Sha notes: “We are the sole Sigfox operator in SA, which allows us to offer technology and support services consistently throughout the country, but that are also consistent globally. We also view the role that we play in the connectivity space as complementary to other technologies such as 3G/4G.”
Suleman adds: “There’s always a big debate in IoT about which technology is better but at Sigfox we believe that each one of the technologies can bring something different to the client. The industrial IoT is a massive market and not all clients will have the same needs.
“What we are sure of is that we work towards one goal: being the most competitive provider of industrial data on the market. The goal is to be able to work with our clients, so they can perfectly identify what kind of data they need and what its value is for them. Thanks to our technology we are convinced that we will be the ones to provide such data at the lowest cost.”

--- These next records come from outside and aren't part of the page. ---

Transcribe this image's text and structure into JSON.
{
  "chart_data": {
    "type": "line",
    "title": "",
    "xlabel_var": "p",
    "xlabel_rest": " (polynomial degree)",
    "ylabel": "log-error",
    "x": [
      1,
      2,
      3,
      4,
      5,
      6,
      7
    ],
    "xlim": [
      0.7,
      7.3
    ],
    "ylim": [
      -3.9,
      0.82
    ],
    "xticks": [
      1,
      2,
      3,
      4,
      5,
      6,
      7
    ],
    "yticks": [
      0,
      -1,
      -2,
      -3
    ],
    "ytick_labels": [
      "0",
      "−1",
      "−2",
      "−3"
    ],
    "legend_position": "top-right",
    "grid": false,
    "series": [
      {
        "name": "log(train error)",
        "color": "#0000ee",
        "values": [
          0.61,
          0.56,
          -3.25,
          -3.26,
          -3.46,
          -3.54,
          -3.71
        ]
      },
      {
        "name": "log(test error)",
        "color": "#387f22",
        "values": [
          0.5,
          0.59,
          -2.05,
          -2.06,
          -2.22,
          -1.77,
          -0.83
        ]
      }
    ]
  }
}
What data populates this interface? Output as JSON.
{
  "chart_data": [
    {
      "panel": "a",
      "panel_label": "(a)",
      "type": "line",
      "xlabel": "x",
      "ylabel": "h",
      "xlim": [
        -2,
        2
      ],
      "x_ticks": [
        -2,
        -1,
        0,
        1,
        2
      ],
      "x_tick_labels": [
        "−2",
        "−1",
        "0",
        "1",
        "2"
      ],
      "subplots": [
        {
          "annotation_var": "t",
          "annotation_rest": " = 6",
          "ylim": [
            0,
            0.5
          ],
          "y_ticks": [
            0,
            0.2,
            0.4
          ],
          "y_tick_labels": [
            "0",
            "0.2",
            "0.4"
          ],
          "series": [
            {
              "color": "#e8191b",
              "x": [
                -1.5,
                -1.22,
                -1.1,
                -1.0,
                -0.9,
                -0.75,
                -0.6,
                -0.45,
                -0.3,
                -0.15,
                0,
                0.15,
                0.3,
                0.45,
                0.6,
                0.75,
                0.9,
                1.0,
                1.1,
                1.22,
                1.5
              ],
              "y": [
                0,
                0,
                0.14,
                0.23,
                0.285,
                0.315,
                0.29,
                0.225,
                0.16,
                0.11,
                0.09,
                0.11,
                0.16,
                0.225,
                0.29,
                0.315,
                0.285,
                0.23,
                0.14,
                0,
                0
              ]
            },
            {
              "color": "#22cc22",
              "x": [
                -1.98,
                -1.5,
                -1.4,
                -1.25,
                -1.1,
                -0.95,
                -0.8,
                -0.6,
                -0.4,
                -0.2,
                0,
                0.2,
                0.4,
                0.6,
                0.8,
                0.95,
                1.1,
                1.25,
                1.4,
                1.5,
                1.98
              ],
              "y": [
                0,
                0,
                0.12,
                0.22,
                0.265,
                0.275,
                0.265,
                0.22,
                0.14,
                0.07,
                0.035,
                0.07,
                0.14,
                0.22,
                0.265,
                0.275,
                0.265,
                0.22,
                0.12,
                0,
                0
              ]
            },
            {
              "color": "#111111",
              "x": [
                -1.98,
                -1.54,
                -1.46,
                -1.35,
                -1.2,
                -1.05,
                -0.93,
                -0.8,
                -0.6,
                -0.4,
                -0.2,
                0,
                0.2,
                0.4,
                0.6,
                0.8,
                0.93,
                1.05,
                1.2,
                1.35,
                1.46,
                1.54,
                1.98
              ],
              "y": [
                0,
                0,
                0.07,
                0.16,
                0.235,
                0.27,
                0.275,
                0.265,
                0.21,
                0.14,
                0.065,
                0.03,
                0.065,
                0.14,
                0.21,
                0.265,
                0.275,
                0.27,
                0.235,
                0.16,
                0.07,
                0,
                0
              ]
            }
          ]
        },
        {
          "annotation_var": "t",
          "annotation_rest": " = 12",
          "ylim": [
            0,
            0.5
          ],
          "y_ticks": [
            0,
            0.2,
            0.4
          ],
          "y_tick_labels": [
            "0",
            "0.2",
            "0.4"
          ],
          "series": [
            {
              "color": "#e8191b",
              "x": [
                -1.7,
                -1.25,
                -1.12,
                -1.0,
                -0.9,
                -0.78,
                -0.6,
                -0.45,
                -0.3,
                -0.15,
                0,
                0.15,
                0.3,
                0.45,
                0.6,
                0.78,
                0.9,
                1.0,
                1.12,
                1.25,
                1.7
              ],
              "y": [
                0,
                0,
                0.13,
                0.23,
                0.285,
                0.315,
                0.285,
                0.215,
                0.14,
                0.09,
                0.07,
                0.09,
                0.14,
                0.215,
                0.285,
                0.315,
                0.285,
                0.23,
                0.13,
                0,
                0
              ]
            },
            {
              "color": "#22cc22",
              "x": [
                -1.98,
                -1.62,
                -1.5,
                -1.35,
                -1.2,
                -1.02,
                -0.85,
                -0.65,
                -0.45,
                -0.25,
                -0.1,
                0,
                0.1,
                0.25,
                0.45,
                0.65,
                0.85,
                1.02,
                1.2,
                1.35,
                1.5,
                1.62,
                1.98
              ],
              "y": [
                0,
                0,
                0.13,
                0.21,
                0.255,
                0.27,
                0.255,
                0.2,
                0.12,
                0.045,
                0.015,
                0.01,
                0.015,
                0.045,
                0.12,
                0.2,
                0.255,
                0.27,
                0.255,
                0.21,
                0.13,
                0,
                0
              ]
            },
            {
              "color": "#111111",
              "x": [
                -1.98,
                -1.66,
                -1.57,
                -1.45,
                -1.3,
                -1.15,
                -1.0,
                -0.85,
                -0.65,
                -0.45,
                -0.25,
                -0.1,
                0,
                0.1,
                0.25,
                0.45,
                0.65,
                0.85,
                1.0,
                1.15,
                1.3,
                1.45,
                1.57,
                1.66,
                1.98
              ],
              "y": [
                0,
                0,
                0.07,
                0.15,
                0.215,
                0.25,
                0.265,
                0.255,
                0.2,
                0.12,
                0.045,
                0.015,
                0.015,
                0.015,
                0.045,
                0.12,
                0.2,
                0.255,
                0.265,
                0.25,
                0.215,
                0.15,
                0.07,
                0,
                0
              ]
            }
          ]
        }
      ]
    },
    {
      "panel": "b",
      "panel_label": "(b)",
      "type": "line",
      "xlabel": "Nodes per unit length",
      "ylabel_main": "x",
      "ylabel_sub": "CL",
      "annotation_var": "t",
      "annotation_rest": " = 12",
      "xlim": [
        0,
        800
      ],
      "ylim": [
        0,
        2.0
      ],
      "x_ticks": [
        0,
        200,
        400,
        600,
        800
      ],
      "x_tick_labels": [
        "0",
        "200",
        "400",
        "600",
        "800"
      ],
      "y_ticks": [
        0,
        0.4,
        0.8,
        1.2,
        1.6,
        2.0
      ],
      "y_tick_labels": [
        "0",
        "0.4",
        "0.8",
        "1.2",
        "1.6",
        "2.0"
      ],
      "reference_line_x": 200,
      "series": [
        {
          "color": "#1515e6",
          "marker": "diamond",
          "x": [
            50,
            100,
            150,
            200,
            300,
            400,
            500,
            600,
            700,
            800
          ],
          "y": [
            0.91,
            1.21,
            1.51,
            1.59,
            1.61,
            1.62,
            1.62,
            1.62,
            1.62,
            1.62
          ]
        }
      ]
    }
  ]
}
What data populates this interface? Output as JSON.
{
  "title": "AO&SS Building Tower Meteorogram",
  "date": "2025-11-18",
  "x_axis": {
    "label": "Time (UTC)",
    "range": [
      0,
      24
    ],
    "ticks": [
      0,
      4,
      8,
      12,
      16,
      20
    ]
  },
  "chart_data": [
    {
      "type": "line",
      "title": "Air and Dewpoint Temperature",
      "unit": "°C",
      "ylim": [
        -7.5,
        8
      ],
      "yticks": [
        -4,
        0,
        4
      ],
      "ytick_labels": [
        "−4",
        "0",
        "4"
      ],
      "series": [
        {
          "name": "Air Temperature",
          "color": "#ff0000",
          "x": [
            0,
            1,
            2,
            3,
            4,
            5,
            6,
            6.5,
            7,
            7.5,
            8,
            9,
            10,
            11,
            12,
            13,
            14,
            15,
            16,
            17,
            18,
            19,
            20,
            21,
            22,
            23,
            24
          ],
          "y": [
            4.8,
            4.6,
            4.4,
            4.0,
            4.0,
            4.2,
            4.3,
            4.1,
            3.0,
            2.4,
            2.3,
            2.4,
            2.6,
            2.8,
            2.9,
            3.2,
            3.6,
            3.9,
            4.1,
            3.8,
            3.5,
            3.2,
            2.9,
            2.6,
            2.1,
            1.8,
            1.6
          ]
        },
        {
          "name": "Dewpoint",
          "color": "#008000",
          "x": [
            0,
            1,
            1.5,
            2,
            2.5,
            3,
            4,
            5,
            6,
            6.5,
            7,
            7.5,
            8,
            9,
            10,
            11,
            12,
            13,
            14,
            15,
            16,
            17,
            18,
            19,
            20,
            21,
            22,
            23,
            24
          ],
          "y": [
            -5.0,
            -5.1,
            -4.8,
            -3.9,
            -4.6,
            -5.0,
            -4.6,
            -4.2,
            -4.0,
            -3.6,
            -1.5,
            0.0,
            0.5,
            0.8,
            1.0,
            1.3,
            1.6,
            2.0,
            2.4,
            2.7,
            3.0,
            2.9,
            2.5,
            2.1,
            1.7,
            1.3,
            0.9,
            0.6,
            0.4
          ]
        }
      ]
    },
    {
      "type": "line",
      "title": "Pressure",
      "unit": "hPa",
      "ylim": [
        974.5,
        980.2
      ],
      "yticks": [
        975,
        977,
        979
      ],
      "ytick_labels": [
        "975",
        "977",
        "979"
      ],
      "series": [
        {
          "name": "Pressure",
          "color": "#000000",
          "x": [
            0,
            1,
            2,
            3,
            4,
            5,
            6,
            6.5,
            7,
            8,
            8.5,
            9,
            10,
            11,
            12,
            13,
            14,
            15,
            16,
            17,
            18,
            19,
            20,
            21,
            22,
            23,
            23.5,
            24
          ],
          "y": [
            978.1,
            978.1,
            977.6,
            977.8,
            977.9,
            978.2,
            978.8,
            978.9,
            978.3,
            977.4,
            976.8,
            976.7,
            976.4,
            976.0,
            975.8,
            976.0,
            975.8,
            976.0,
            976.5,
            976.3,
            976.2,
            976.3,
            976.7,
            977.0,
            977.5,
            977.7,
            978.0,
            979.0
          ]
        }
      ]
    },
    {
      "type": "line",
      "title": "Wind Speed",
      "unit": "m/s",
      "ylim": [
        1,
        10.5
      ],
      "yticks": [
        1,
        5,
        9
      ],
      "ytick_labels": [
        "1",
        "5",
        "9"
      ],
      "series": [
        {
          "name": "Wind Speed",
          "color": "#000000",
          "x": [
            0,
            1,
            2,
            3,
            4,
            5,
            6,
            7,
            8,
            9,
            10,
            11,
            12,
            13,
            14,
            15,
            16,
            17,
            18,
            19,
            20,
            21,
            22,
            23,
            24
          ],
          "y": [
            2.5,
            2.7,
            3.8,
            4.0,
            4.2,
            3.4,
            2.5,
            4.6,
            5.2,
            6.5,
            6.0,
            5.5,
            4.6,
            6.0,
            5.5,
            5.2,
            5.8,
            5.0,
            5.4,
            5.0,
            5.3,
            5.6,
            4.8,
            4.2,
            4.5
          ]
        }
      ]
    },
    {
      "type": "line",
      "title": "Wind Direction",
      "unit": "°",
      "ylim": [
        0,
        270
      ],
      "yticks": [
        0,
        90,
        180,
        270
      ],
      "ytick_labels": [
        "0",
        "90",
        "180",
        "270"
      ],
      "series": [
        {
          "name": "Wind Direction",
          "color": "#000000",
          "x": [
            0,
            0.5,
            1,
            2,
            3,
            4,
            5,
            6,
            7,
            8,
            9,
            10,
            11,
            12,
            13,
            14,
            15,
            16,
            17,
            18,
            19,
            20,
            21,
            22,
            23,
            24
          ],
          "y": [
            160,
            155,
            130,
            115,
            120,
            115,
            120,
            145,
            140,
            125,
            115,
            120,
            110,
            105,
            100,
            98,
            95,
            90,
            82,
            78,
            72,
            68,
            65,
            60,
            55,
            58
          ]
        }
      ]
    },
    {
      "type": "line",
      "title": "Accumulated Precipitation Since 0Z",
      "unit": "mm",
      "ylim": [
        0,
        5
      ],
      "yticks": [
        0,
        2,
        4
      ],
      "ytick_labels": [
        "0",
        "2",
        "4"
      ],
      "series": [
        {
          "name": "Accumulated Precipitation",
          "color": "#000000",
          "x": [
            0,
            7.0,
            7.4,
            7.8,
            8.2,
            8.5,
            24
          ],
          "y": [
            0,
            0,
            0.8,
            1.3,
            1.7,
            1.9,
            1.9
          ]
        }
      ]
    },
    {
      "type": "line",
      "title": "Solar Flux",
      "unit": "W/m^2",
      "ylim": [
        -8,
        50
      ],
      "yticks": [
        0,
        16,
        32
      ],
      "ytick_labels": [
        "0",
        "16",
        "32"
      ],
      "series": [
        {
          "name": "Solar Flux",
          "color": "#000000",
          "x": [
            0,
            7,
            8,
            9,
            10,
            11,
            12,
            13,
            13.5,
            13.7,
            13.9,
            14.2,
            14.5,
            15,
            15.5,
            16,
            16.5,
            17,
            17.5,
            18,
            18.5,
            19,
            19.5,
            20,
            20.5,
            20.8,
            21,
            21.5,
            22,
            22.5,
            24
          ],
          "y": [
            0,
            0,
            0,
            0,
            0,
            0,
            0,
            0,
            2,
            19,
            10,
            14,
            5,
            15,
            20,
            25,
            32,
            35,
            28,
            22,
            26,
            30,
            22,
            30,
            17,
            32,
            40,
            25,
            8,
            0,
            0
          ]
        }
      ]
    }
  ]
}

Modules less than $2, devices that can last up to 15 years, global scalability, reliability and compatibility have already contributed to a network that is the most developed in the market; which in turn is facilitating “real national coverage, everywhere in the world”.
“In the future, we will report back on the pervasive coverage of IoT in terms of devices being connected and new resource savings being realised through the Internet of Things; subsequently connecting millions of devices in South Africa and possibly hundreds of millions across the African continent,” Sha affirms in pinpointing the potential that now exists virtue of SqwidNet’s new role as Sigfox’s operator in the region.
Suleman concludes: “As Sha says, the network will soon cover many more countries across the African continent, enabling entrepreneurs and device makers to develop IoT solutions in Africa towards solving some of Africa’s challenges.
“These challenges faced on the African continent can be vastly different to other regions so IoT’s role in Africa can contribute to eradicating some of the many social and economic issues; including water management, agriculture outputs, safer environments, protection of endangered species, efficiencies within our hospitals, and schools.”